Stresten, hastalıklardan, kullanılan ilaçlardan dolayı meydana gelen adet gecikmeleri normal karşılanabilir. Öte yandan bazı gecikmeler ciddi sağlık sorunlarının habercisi olabilir. Bunları belirlemek için farklı testler uygulanabilir.
Hormon bozukluklarından kaynaklanan hastalıklar adet gecikmesine sebep olabilir. Bu durumu incelemek için kanda yer alan bazı hormonların dengesine bakılır. Bakılan hormonlar arasında FSH, LH, estradiol, testesteron, böbrek üstü bezi ile ilgili hormonlar, süt salgılatan hormon belirleyici rol oynamaktadır. Tiroid hormonunun az veya çok salgılanması da ara ara adet kanaması gibi kanamaların oluşmasına neden olabilir.
Yeme bozuklukları da adet gecikmesinin nedenleri arasındadır. Düzenli beslenilmediğinde beynin hipotalamus bölgesi etkilenir ve hipofiz bezi ile yumurtalıkların çalışması bozulabilir. Aşırı egzersiz ve stres yeme bozukluğuna neden olabileceği için dolaylı yoldan da adet gecikmesinin nedenleri arasında sayılabilir.
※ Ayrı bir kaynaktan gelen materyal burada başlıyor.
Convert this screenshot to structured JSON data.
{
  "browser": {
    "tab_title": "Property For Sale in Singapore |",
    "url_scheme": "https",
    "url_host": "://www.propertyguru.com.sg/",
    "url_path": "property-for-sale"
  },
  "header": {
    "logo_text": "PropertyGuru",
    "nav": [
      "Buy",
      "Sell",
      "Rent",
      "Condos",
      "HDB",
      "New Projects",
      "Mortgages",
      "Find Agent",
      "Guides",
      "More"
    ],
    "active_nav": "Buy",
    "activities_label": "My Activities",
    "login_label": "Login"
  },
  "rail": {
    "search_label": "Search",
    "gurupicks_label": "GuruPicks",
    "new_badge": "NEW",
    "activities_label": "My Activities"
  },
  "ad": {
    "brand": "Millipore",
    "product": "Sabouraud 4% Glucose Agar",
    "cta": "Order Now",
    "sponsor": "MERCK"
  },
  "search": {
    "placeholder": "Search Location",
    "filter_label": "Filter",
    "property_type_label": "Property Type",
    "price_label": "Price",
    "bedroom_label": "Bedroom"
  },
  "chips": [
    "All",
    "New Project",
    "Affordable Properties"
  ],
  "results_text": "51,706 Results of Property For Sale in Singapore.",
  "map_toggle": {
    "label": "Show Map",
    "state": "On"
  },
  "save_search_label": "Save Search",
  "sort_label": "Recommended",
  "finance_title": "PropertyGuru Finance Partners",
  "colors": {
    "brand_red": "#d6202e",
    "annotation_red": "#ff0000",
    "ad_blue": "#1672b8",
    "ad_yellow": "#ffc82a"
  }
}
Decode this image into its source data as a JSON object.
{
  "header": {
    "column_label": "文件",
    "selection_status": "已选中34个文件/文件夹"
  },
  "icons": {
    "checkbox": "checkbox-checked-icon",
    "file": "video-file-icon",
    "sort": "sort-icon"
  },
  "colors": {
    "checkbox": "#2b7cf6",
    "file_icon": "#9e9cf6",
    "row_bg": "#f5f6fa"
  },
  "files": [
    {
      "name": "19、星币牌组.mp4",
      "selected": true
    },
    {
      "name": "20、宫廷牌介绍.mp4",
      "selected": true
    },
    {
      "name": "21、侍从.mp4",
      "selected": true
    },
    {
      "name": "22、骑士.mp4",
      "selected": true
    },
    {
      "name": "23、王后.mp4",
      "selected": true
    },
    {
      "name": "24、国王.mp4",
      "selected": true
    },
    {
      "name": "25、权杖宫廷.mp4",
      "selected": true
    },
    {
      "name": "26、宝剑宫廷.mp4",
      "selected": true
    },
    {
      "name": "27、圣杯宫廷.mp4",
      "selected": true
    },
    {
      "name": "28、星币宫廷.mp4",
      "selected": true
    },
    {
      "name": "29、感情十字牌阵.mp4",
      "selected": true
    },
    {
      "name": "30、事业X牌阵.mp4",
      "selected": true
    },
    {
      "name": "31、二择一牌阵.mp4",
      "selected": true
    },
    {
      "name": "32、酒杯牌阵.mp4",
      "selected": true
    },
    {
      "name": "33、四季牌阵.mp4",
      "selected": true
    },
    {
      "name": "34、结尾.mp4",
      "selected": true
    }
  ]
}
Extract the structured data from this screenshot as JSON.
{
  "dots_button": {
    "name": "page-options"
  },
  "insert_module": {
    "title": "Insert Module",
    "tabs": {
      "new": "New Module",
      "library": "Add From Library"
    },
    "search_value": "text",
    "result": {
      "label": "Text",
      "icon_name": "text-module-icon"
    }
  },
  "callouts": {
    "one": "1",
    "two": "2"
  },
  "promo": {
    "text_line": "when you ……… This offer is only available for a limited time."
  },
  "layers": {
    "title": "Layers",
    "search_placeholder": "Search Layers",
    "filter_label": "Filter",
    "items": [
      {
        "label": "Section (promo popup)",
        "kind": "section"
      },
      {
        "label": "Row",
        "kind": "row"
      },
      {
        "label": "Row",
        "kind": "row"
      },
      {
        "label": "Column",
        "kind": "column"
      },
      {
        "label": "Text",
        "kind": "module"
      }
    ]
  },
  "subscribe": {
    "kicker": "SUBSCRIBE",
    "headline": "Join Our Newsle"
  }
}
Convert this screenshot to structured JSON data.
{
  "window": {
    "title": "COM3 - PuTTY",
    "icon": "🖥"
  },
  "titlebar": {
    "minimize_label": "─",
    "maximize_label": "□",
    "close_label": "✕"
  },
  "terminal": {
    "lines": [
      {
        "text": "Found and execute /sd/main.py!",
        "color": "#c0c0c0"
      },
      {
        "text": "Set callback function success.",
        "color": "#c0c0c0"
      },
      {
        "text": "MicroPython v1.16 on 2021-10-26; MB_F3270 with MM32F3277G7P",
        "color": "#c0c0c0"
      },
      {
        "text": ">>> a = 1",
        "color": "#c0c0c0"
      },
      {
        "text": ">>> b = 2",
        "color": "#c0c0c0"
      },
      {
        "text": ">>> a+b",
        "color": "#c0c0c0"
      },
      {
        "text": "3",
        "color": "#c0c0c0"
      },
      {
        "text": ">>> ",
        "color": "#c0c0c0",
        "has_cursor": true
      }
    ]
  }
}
Beyinde oluşan tümör, baş travmaları, beynin radyasyona maruz kalması da aynı sebepten etkilidir.
Hipofiz bezinde hastalık olması salgılanan hormonların dengesiz olması demektir. Dengesiz hormonlar adet gecikmesine neden olabilir. Psikiyatrik ilaçlar veya hipofiz bezinde oluşan iyi huylu tümörler süt salgılatan hormon olan prolaktinin fazla salgılanmasına sebep olur. Fazla salgılanan prolaktin de adet gecikmesine sebep olur.
Rahim ve yumurtalıklar ile ilgili sorunlar da adet düzensizliklerine neden olur. (Myom, kist gibi...)
Öte yandan 15-16 yaşlarında bir genç kızın adet görmüş olması gerekir. Eğer henüz adet olunmadıysa bunun arkasında yatan nedenler mutlaka araştırılmalıdır.